Logo Polskiego Radia
polskieradio.pl
Szymon Gebert 07.08.2012

Echa zamachu na Synaju: "Zaatakować Gazę", "winny Mosad"

Bractwo Muzułmańskie, Hamas i Hezbollah jednogłośnie oskarżają Izrael o przygraniczny atak autorstwa islamskich terrorystów. Egipt zaś rozważa rozmieszczenie większych sił na Synaju.
Prezydent Egiptu Mohamed Mursi (w środku) w towarzystwie ministra obrony marszałka Mohameda Tantawiego (po lewej) ogląda punkt graniczny w którym doszło do atakuPrezydent Egiptu Mohamed Mursi (w środku) w towarzystwie ministra obrony marszałka Mohameda Tantawiego (po lewej) ogląda punkt graniczny w którym doszło do atakuPAP/EPA/EGYPTIAN PRESIDENCY

Egipskie Bractwo Muzułmańskie oświadczyło na swojej stronie internetowej, że atak na egipski posterunek graniczny w którym zginęło 16 policjantów, a potem próba wtargnięcia na terytorium Izraela, „może zostać przypisana Mosadowi” i była próbą osłabienia islamistycznego prezydenta Mohameda Mursiego. Według oświadczenia izraelski wywiad chce ośmieszyć skutki egipskiej wiosny ludów i dlatego „jest kluczowe, by prześwietlić przyczyny” podpisania w 1979 traktatu pokojowego między Egiptem a Izraelem. Izrael odrzucił oskarżenie, co było ruchem zaskakującym, bowiem kwestii związanych z Mosadem zazwyczaj się nie komentuje. – Nawet ten, kto wypowiada takie słowa jak spojrzy sobie w twarz w lustrze nie wierzy w ten nonsens – powiedział rzecznik MSZ.

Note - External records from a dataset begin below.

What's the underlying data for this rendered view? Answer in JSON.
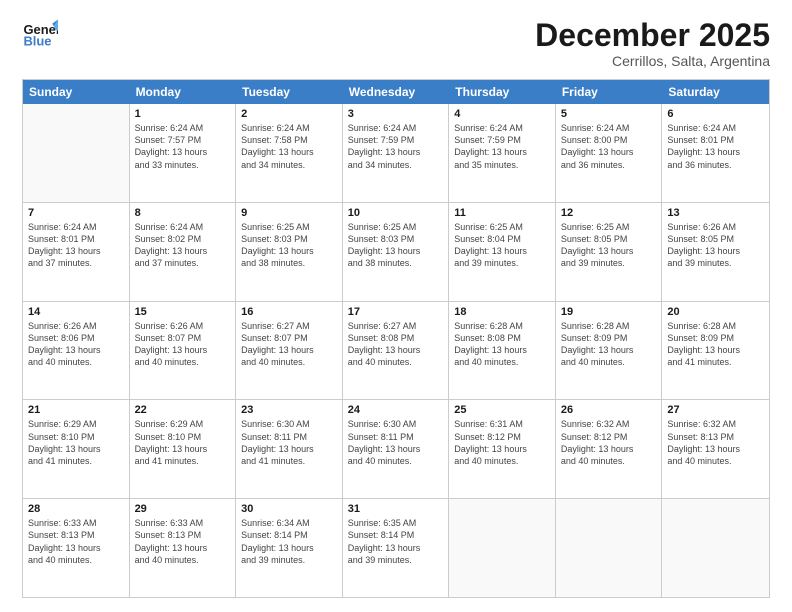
{
  "logo": {
    "line1": "General",
    "line2": "Blue"
  },
  "title": "December 2025",
  "location": "Cerrillos, Salta, Argentina",
  "header_days": [
    "Sunday",
    "Monday",
    "Tuesday",
    "Wednesday",
    "Thursday",
    "Friday",
    "Saturday"
  ],
  "rows": [
    [
      {
        "day": "",
        "info": ""
      },
      {
        "day": "1",
        "info": "Sunrise: 6:24 AM\nSunset: 7:57 PM\nDaylight: 13 hours\nand 33 minutes."
      },
      {
        "day": "2",
        "info": "Sunrise: 6:24 AM\nSunset: 7:58 PM\nDaylight: 13 hours\nand 34 minutes."
      },
      {
        "day": "3",
        "info": "Sunrise: 6:24 AM\nSunset: 7:59 PM\nDaylight: 13 hours\nand 34 minutes."
      },
      {
        "day": "4",
        "info": "Sunrise: 6:24 AM\nSunset: 7:59 PM\nDaylight: 13 hours\nand 35 minutes."
      },
      {
        "day": "5",
        "info": "Sunrise: 6:24 AM\nSunset: 8:00 PM\nDaylight: 13 hours\nand 36 minutes."
      },
      {
        "day": "6",
        "info": "Sunrise: 6:24 AM\nSunset: 8:01 PM\nDaylight: 13 hours\nand 36 minutes."
      }
    ],
    [
      {
        "day": "7",
        "info": "Sunrise: 6:24 AM\nSunset: 8:01 PM\nDaylight: 13 hours\nand 37 minutes."
      },
      {
        "day": "8",
        "info": "Sunrise: 6:24 AM\nSunset: 8:02 PM\nDaylight: 13 hours\nand 37 minutes."
      },
      {
        "day": "9",
        "info": "Sunrise: 6:25 AM\nSunset: 8:03 PM\nDaylight: 13 hours\nand 38 minutes."
      },
      {
        "day": "10",
        "info": "Sunrise: 6:25 AM\nSunset: 8:03 PM\nDaylight: 13 hours\nand 38 minutes."
      },
      {
        "day": "11",
        "info": "Sunrise: 6:25 AM\nSunset: 8:04 PM\nDaylight: 13 hours\nand 39 minutes."
      },
      {
        "day": "12",
        "info": "Sunrise: 6:25 AM\nSunset: 8:05 PM\nDaylight: 13 hours\nand 39 minutes."
      },
      {
        "day": "13",
        "info": "Sunrise: 6:26 AM\nSunset: 8:05 PM\nDaylight: 13 hours\nand 39 minutes."
      }
    ],
    [
      {
        "day": "14",
        "info": "Sunrise: 6:26 AM\nSunset: 8:06 PM\nDaylight: 13 hours\nand 40 minutes."
      },
      {
        "day": "15",
        "info": "Sunrise: 6:26 AM\nSunset: 8:07 PM\nDaylight: 13 hours\nand 40 minutes."
      },
      {
        "day": "16",
        "info": "Sunrise: 6:27 AM\nSunset: 8:07 PM\nDaylight: 13 hours\nand 40 minutes."
      },
      {
        "day": "17",
        "info": "Sunrise: 6:27 AM\nSunset: 8:08 PM\nDaylight: 13 hours\nand 40 minutes."
      },
      {
        "day": "18",
        "info": "Sunrise: 6:28 AM\nSunset: 8:08 PM\nDaylight: 13 hours\nand 40 minutes."
      },
      {
        "day": "19",
        "info": "Sunrise: 6:28 AM\nSunset: 8:09 PM\nDaylight: 13 hours\nand 40 minutes."
      },
      {
        "day": "20",
        "info": "Sunrise: 6:28 AM\nSunset: 8:09 PM\nDaylight: 13 hours\nand 41 minutes."
      }
    ],
    [
      {
        "day": "21",
        "info": "Sunrise: 6:29 AM\nSunset: 8:10 PM\nDaylight: 13 hours\nand 41 minutes."
      },
      {
        "day": "22",
        "info": "Sunrise: 6:29 AM\nSunset: 8:10 PM\nDaylight: 13 hours\nand 41 minutes."
      },
      {
        "day": "23",
        "info": "Sunrise: 6:30 AM\nSunset: 8:11 PM\nDaylight: 13 hours\nand 41 minutes."
      },
      {
        "day": "24",
        "info": "Sunrise: 6:30 AM\nSunset: 8:11 PM\nDaylight: 13 hours\nand 40 minutes."
      },
      {
        "day": "25",
        "info": "Sunrise: 6:31 AM\nSunset: 8:12 PM\nDaylight: 13 hours\nand 40 minutes."
      },
      {
        "day": "26",
        "info": "Sunrise: 6:32 AM\nSunset: 8:12 PM\nDaylight: 13 hours\nand 40 minutes."
      },
      {
        "day": "27",
        "info": "Sunrise: 6:32 AM\nSunset: 8:13 PM\nDaylight: 13 hours\nand 40 minutes."
      }
    ],
    [
      {
        "day": "28",
        "info": "Sunrise: 6:33 AM\nSunset: 8:13 PM\nDaylight: 13 hours\nand 40 minutes."
      },
      {
        "day": "29",
        "info": "Sunrise: 6:33 AM\nSunset: 8:13 PM\nDaylight: 13 hours\nand 40 minutes."
      },
      {
        "day": "30",
        "info": "Sunrise: 6:34 AM\nSunset: 8:14 PM\nDaylight: 13 hours\nand 39 minutes."
      },
      {
        "day": "31",
        "info": "Sunrise: 6:35 AM\nSunset: 8:14 PM\nDaylight: 13 hours\nand 39 minutes."
      },
      {
        "day": "",
        "info": ""
      },
      {
        "day": "",
        "info": ""
      },
      {
        "day": "",
        "info": ""
      }
    ]
  ]
}
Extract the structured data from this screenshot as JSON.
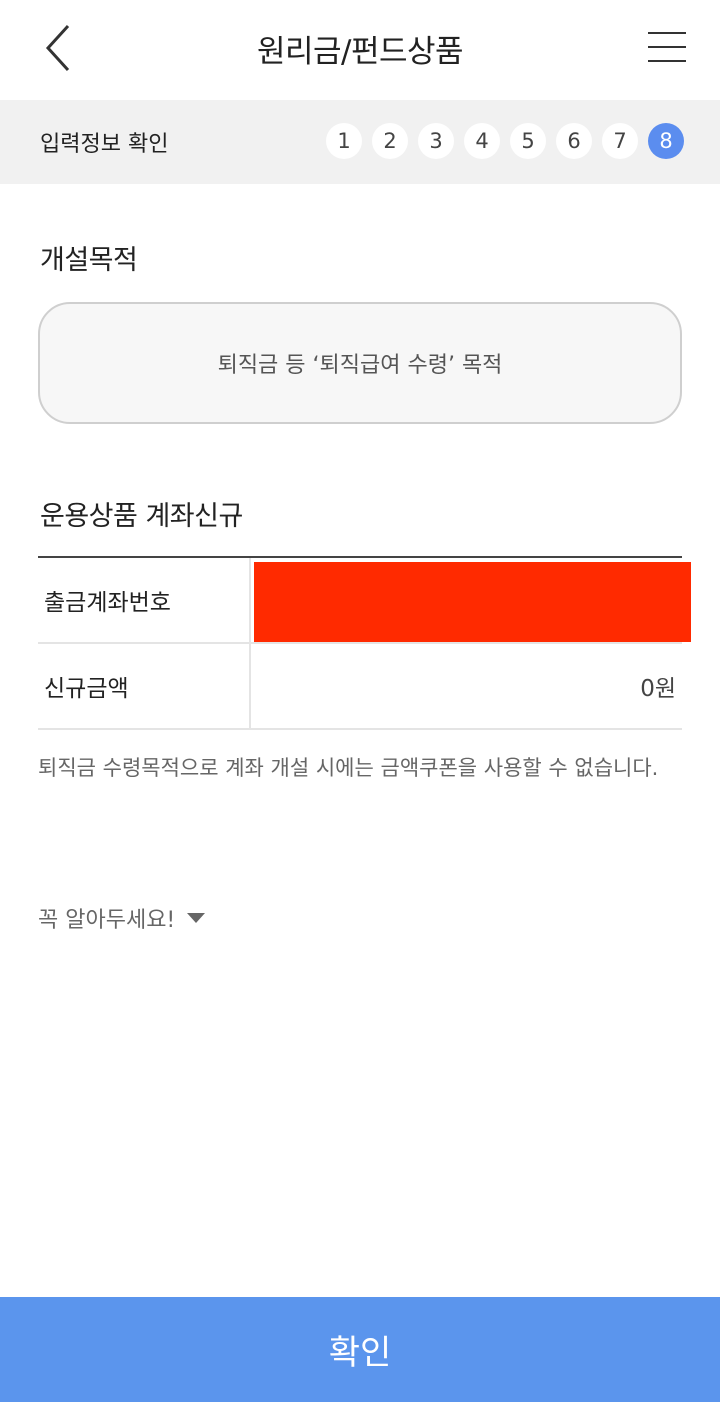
{
  "header": {
    "title": "원리금/펀드상품"
  },
  "stepbar": {
    "title": "입력정보 확인",
    "steps": [
      "1",
      "2",
      "3",
      "4",
      "5",
      "6",
      "7",
      "8"
    ],
    "active_step": "8",
    "accent_color": "#5b8def"
  },
  "purpose": {
    "section_title": "개설목적",
    "selected": "퇴직금 등 ‘퇴직급여 수령’ 목적"
  },
  "account": {
    "section_title": "운용상품 계좌신규",
    "rows": [
      {
        "label": "출금계좌번호",
        "value": ""
      },
      {
        "label": "신규금액",
        "value": "0원"
      }
    ],
    "redaction_color": "#ff2a00"
  },
  "notice": "퇴직금 수령목적으로 계좌 개설 시에는 금액쿠폰을 사용할 수 없습니다.",
  "must_know": {
    "label": "꼭 알아두세요!"
  },
  "confirm_button": {
    "label": "확인",
    "color": "#5b95ed"
  }
}
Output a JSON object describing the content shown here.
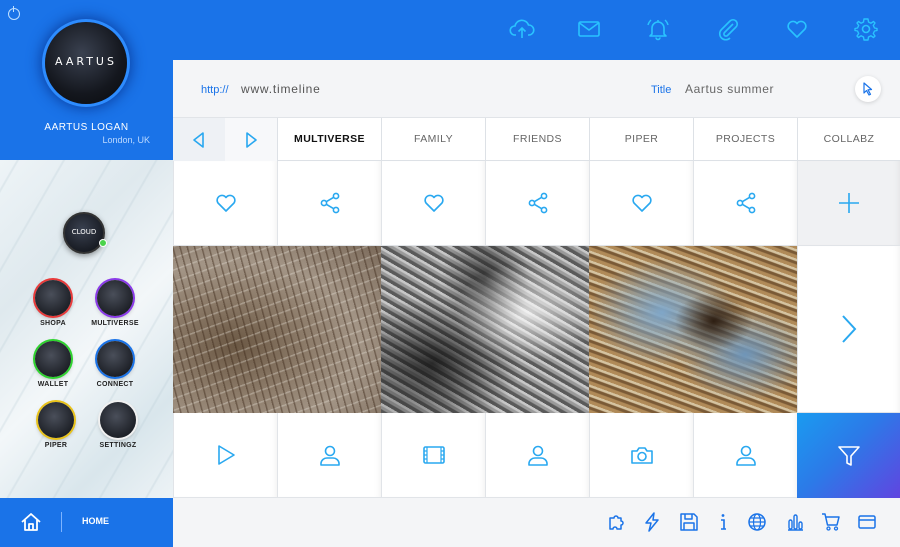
{
  "profile": {
    "logo_text": "AARTUS",
    "name": "AARTUS LOGAN",
    "location": "London, UK"
  },
  "apps": {
    "cloud_label": "CLOUD",
    "items": [
      {
        "label": "SHOPA",
        "ring": "#e83a3a"
      },
      {
        "label": "MULTIVERSE",
        "ring": "#8a3ae8"
      },
      {
        "label": "WALLET",
        "ring": "#2fd32f"
      },
      {
        "label": "CONNECT",
        "ring": "#1a73e8"
      },
      {
        "label": "PIPER",
        "ring": "#e8c21a"
      },
      {
        "label": "SETTINGZ",
        "ring": "#f0f0f0"
      }
    ]
  },
  "home": {
    "label": "HOME"
  },
  "topbar": {
    "icons": [
      "cloud-upload-icon",
      "mail-icon",
      "bell-icon",
      "paperclip-icon",
      "heart-icon",
      "gear-icon"
    ]
  },
  "address": {
    "protocol": "http://",
    "url": "www.timeline",
    "title_label": "Title",
    "title_value": "Aartus summer"
  },
  "tabs": [
    "MULTIVERSE",
    "FAMILY",
    "FRIENDS",
    "PIPER",
    "PROJECTS",
    "COLLABZ"
  ],
  "active_tab": "MULTIVERSE",
  "action_row": [
    "heart-icon",
    "share-icon",
    "heart-icon",
    "share-icon",
    "heart-icon",
    "share-icon",
    "plus-icon"
  ],
  "media_row": [
    "play-icon",
    "user-icon",
    "film-icon",
    "user-icon",
    "camera-icon",
    "user-icon",
    "filter-icon"
  ],
  "bottombar": {
    "icons": [
      "puzzle-icon",
      "bolt-icon",
      "save-icon",
      "info-icon",
      "globe-icon",
      "chart-icon",
      "cart-icon",
      "card-icon"
    ]
  },
  "colors": {
    "accent": "#1a73e8",
    "icon": "#29a8f0",
    "gradient_end": "#6045e0"
  }
}
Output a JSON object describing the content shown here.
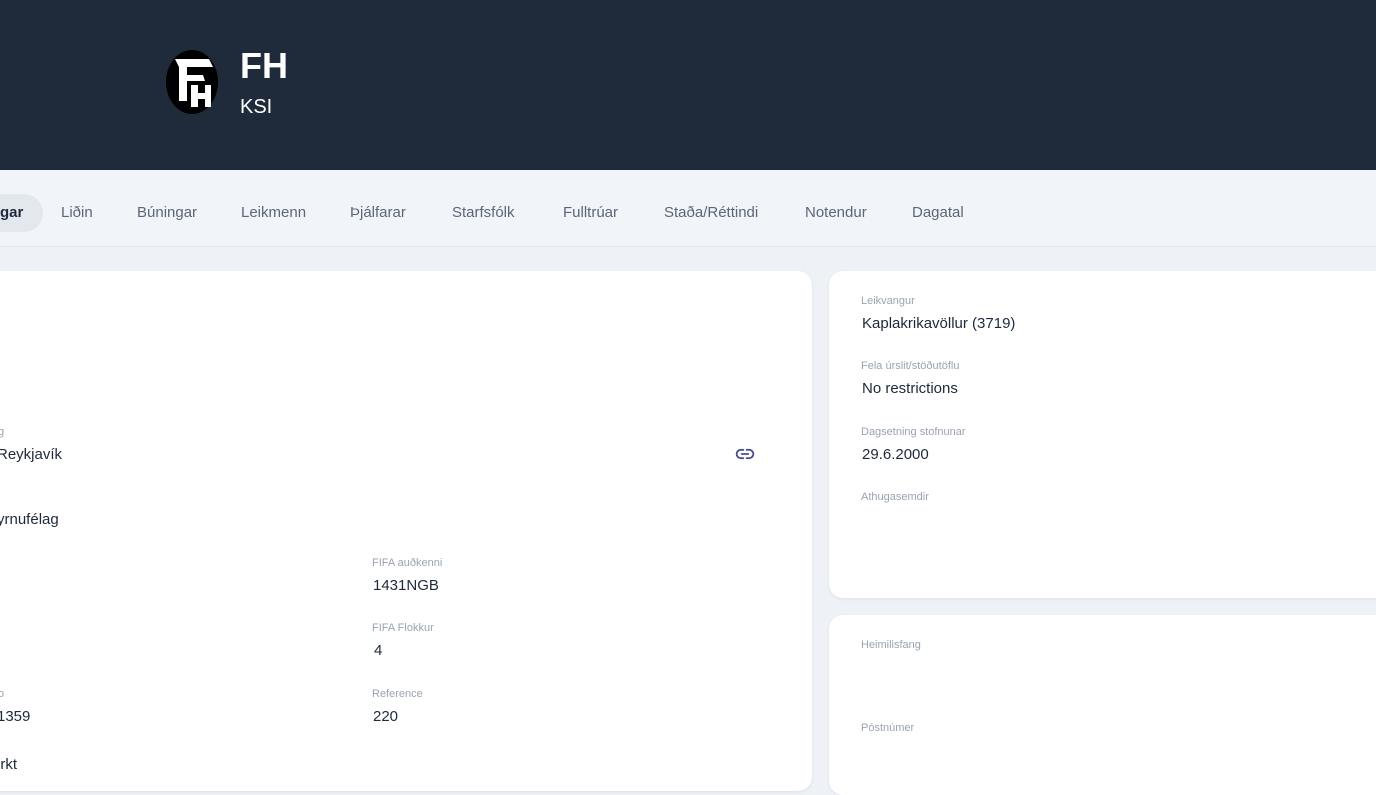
{
  "header": {
    "club_name": "FH",
    "organization": "KSI"
  },
  "tabs": [
    {
      "label": "gar",
      "active": true
    },
    {
      "label": "Liðin",
      "active": false
    },
    {
      "label": "Búningar",
      "active": false
    },
    {
      "label": "Leikmenn",
      "active": false
    },
    {
      "label": "Þjálfarar",
      "active": false
    },
    {
      "label": "Starfsfólk",
      "active": false
    },
    {
      "label": "Fulltrúar",
      "active": false
    },
    {
      "label": "Staða/Réttindi",
      "active": false
    },
    {
      "label": "Notendur",
      "active": false
    },
    {
      "label": "Dagatal",
      "active": false
    }
  ],
  "details_left": {
    "field_1": {
      "label": "g",
      "value": "Reykjavík"
    },
    "field_2": {
      "value": "yrnufélag"
    },
    "fifa_id": {
      "label": "FIFA auðkenni",
      "value": "1431NGB"
    },
    "fifa_category": {
      "label": "FIFA Flokkur",
      "value": "4"
    },
    "field_3": {
      "label": "o",
      "value": "1359"
    },
    "reference": {
      "label": "Reference",
      "value": "220"
    },
    "field_4": {
      "value": "irkt"
    }
  },
  "details_right": {
    "stadium": {
      "label": "Leikvangur",
      "value": "Kaplakrikavöllur (3719)"
    },
    "hide_results": {
      "label": "Fela úrslit/stöðutöflu",
      "value": "No restrictions"
    },
    "founding_date": {
      "label": "Dagsetning stofnunar",
      "value": "29.6.2000"
    },
    "notes": {
      "label": "Athugasemdir",
      "value": ""
    }
  },
  "address": {
    "home_address": {
      "label": "Heimilisfang",
      "value": ""
    },
    "postal_code": {
      "label": "Póstnúmer",
      "value": ""
    }
  },
  "icons": {
    "logo": "club-crest",
    "link": "link-icon"
  },
  "colors": {
    "header_bg": "#1f2a3b",
    "page_bg": "#eef2f6",
    "accent": "#4a4f8a"
  }
}
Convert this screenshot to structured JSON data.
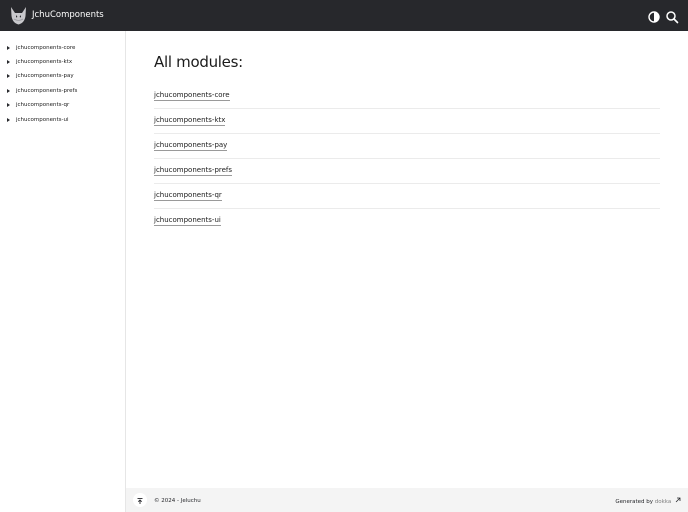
{
  "header": {
    "logo_icon": "cat-logo-icon",
    "title": "JchuComponents",
    "theme_icon": "theme-toggle-icon",
    "search_icon": "search-icon",
    "background": "#27282c"
  },
  "sidebar": {
    "items": [
      {
        "label": "jchucomponents-core"
      },
      {
        "label": "jchucomponents-ktx"
      },
      {
        "label": "jchucomponents-pay"
      },
      {
        "label": "jchucomponents-prefs"
      },
      {
        "label": "jchucomponents-qr"
      },
      {
        "label": "jchucomponents-ui"
      }
    ]
  },
  "main": {
    "heading": "All modules:",
    "modules": [
      {
        "name": "jchucomponents-core"
      },
      {
        "name": "jchucomponents-ktx"
      },
      {
        "name": "jchucomponents-pay"
      },
      {
        "name": "jchucomponents-prefs"
      },
      {
        "name": "jchucomponents-qr"
      },
      {
        "name": "jchucomponents-ui"
      }
    ]
  },
  "footer": {
    "up_icon": "scroll-to-top-icon",
    "copyright": "© 2024 - Jeluchu",
    "generated_prefix": "Generated by ",
    "generated_link": "dokka",
    "external_icon": "external-link-icon"
  }
}
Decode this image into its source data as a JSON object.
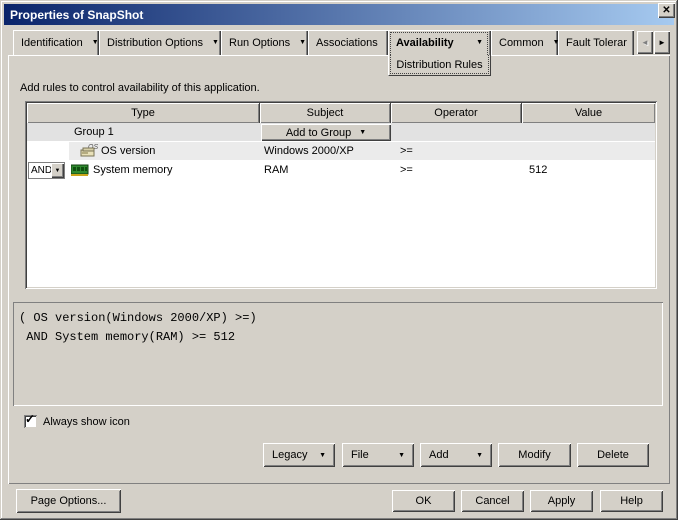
{
  "window": {
    "title": "Properties of SnapShot"
  },
  "icons": {
    "close": "✕",
    "dropdown": "▼",
    "combo_arrow": "▼",
    "scroll_left": "◄",
    "scroll_right": "►",
    "check": "✓"
  },
  "colors": {
    "titlebar_gradient_start": "#0a246a",
    "titlebar_gradient_end": "#a6caf0",
    "dialog_bg": "#d4d0c8",
    "list_bg": "#ffffff",
    "row_gray": "#e2e2e2",
    "row_shaded": "#ebebeb"
  },
  "tabs": [
    {
      "label": "Identification",
      "dropdown": true,
      "selected": false
    },
    {
      "label": "Distribution Options",
      "dropdown": true,
      "selected": false
    },
    {
      "label": "Run Options",
      "dropdown": true,
      "selected": false
    },
    {
      "label": "Associations",
      "dropdown": false,
      "selected": false
    },
    {
      "label": "Availability",
      "dropdown": true,
      "selected": true,
      "sub_label": "Distribution Rules"
    },
    {
      "label": "Common",
      "dropdown": true,
      "selected": false
    },
    {
      "label": "Fault Tolerar",
      "dropdown": false,
      "selected": false,
      "clipped": true
    }
  ],
  "page": {
    "instruction": "Add rules to control availability of this application.",
    "rules_table": {
      "columns": [
        "Type",
        "Subject",
        "Operator",
        "Value"
      ],
      "rows": [
        {
          "kind": "group",
          "type": "Group 1",
          "subject_button": "Add to Group",
          "operator": "",
          "value": ""
        },
        {
          "kind": "rule",
          "icon": "os-version-icon",
          "type": "OS version",
          "subject": "Windows 2000/XP",
          "operator": ">=",
          "value": ""
        },
        {
          "kind": "rule",
          "conjunction": "AND",
          "icon": "system-memory-icon",
          "type": "System memory",
          "subject": "RAM",
          "operator": ">=",
          "value": "512"
        }
      ]
    },
    "expression": {
      "lines": [
        "( OS version(Windows 2000/XP) >=)",
        " AND System memory(RAM) >= 512"
      ]
    },
    "always_show_icon": {
      "label": "Always show icon",
      "checked": true
    },
    "buttons": {
      "legacy": "Legacy",
      "file": "File",
      "add": "Add",
      "modify": "Modify",
      "delete": "Delete"
    }
  },
  "footer": {
    "page_options": "Page Options...",
    "ok": "OK",
    "cancel": "Cancel",
    "apply": "Apply",
    "help": "Help"
  }
}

Egipt wysłał w rejon Półwyspu Synaj co najmniej dwa śmigłowce, które mają polować na terrorystów, którzy się tam skrywają. Jak donosi „Jerusalem Post”, powołując się na źródła w izraelskiej armii, Izrael jest skłonny zgodzić się na zwiększenie sił wojskowych Egiptu na Synaju.

Mohamed Mursi, który w poniedziałek odwiedził przejście graniczne które było celem ataku, zapowiedział doprowadzenie terrorystów przed oblicze sprawiedliwości, podczas gdy w Kairze członkowie rządu grozili „zaatakowaniem Gazy, jeśli będzie trzeba”.

Dla rządzącego Strefą Gazy Hamasu nie ma gorszego scenariusza niż utrata pomocy egipskiej i to w dodatku za rządów bratniego islamisty. Dlatego oświadczył on pełne poświęcenie dla schwytania organizatorów zamachu, jednocześnie dołączając się do oskarżenia Izraela o jego przeprowadzenie. W niedzielę terroryści zamordowali 16 policjantów egipskich na przejściu granicznym, a następnie skradzionymi im wozami opancerzonymi usiłowali siłą wtargnąć na terytorium Izraela. Jeden z nich wyleciał na minie po tym jak pokonał płot graniczny, drugi został zniszczony przez izraelski śmigłowiec, który wystartował po sygnale o strzelaninie na granicy. Zginęło osiem osób,z których sześć miała na sobie kamizelki wypchane materiałami wybuchowymi.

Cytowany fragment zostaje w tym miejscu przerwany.